Carey Price may have dropped an 0-3 loss to the Ottawa Senators just a few days prior, but he’s playing well in his current 3-3 stretch and he’s not allowing the losses to drop his confidence level or faze him. Plus don’t forget his last win was a 4-0 shutout against Marty, Marty the one-man party.
It’s always interesting to see how a young superstar comes back from a lengthy injury and responds to adversity. Fleury faced an even tougher challenge than most goalies put in this position, mainly due to the fact he’s a former first-round draft pick and a resurgent Ty Conklin was in his way of playing more.
But Fleury has responded with some great play and it’s not because he’s well rested, totally healthy or has quicker feet. It’s his actual positioning. It may not be noticeable at a quick glance or even over the course of a game, but look really close when a faceoff is in his zone and you will notice that Fleury has narrowed his stance. He’s standing up a little taller in his crease. What does this do for a young goaltender?
It gives him more strength and power to move laterally either while on his skates or down in his butterfly.

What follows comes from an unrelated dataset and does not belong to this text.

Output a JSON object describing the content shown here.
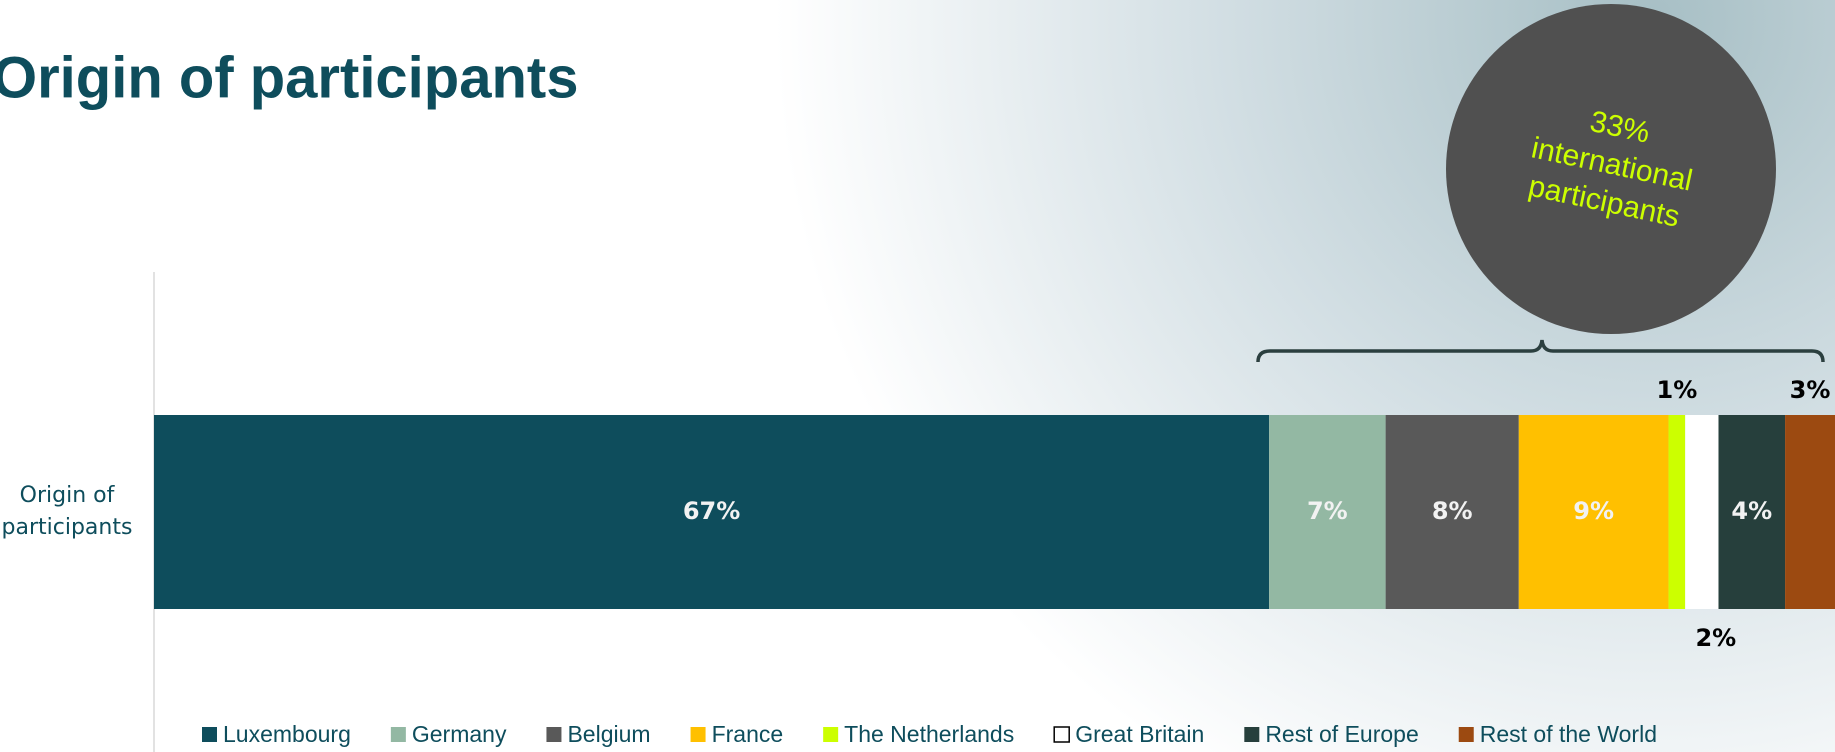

It also allows him to be more efficient while pushing side to side, which improves his positioning and keeps him from having to scramble back into position. This is just another step in the refining process of Fleury’s game, and it’s only going to result in better performances.

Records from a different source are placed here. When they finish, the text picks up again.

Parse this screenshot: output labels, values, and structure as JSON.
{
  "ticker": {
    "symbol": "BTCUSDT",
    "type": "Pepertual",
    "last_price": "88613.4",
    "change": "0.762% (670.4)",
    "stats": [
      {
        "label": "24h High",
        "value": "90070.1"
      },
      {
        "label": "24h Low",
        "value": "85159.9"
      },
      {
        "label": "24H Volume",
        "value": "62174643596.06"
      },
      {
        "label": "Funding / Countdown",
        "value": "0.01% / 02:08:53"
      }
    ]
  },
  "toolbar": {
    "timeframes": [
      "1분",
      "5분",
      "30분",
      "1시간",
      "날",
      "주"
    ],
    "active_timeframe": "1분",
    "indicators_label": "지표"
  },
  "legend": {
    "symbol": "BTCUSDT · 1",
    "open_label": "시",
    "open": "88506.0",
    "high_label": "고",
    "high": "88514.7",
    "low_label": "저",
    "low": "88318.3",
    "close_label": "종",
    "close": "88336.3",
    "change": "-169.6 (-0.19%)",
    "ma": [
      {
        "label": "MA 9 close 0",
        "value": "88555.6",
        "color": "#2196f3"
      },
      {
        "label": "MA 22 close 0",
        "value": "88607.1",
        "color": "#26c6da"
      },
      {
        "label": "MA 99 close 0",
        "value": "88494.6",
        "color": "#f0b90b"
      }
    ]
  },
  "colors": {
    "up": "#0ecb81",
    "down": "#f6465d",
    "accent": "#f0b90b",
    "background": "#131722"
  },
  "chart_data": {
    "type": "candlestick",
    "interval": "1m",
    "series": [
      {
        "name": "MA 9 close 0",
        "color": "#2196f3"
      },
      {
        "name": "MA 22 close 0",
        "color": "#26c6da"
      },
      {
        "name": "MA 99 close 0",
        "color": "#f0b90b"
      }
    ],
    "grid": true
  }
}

Giguere to Sweat A Lot More
Chris Pronger’s suspension doesn’t only put a kink in the Western Conference standings; it also puts a lot of extra pressure on J.S. Giguere. Although he still has Scott Neidermayer and Mathieu Schneider in front of him, lacking Pronger’s presence on the ice for the remainder of the regular season will make Giguere, who has a history of dehydration, sweat just a little bit more.
The final ten games of the season will be a much more tiring stretch for the goalie, but whether or not it will affect his stamina in the long run remains to be seen. But now there’s a variable injected into the Ducks’ run for a second straight Stanley Cup and how they handle the loss of Pronger will ultimately become a result of how well Giguere can handle the rising number of scoring chances.